In a Facebook post eloquently marking her passage from adolescence, multiplatinum recording artist Lorde, who has not released new music since 2014, revealed she has been at work writing and recording.

“Tomorrow I turn 20, and it’s all I’ve been able to think about for days,” wrote Lorde, whose birthday is Monday. Now living in New York, the native New Zealander said, “I walk around the city, up by the park and by the health food store and down into the subway, this new age hanging in front of my eyes like two of those Mylar balloons that never come down. Can people see it, I wonder, that I’m about to cross over? On the subway I stare at boys I want to kiss and girls I want to hug. Do you see me?”

Then she writes, “I’m eating raspberries sitting up in bed, thinking about watching ‘The Crown,’ and I probably should have written something nicer ages ago but my head is so full of lyrics and drums these days that this is all I can manage.”

She goes on to describe herself moving from home and being on her own after “a very deliberate choice to withdraw for a little while from a public life.” She wrote, “I started to discover in a profound, scary, blood-aching way who I was when I was alone, what I did when I did things only for myself. I was reckless and graceless and terrifying and tender. I threw sprawling parties and sat in restaurants until the early hours, learning what it’s like to be an adult, even talking like one sometimes, until I caught myself. All I wanted to do was dance. I whispered into ears and let my eyes blaze on high and for the first time I felt this intimate, empire-sized inner power.

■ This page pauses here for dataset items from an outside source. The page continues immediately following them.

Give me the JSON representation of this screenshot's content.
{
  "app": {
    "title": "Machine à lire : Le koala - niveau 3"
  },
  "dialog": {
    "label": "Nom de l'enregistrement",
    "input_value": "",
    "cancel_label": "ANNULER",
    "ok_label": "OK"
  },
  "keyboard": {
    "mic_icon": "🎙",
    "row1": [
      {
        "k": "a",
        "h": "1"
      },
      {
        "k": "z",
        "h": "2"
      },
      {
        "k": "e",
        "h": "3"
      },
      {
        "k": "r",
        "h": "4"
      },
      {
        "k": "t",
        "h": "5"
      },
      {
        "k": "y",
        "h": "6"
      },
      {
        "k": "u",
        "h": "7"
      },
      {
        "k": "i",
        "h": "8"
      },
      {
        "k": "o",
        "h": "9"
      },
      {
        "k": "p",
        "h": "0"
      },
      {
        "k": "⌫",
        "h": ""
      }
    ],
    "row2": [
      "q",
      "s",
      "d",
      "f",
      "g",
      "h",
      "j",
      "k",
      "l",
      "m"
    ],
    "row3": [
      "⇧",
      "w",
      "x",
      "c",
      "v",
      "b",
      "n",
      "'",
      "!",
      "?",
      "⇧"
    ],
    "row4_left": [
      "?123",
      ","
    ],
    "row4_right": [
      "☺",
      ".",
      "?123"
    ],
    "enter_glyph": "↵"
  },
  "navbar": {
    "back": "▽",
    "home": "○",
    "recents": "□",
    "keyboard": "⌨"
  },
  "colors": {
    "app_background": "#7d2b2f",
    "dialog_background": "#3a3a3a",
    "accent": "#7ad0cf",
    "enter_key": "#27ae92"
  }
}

“And then,” she continues in her more than 850-word essay, “I wrote a record about it, all of it, so much more than what I’ve written down here, and I’m in New York getting it done. And tomorrow, I’m not a kid anymore, and more and more I’m realizing that the weirdness of those Mylar balloons is going to be okay.”

After posting it, she added on Twitter that a friend had “just pointed out that tonight will be my very last teenage sleep. Sleeping and dreaming such huge parts of my teenage life – to be teenage and in bed is to feel indelibly alive.”

The singer, born Ella Yelich-O’Connor, scored global hits with the Grammy Award-winning single “Royals” and her sole full-length album, “Pure Heroine.” She reached the Billboard top-40 with her most recent single, 2014’s “Yellow Flicker Beat” from the soundtrack of “The Hunger Games: Mockingjay – Part 1.”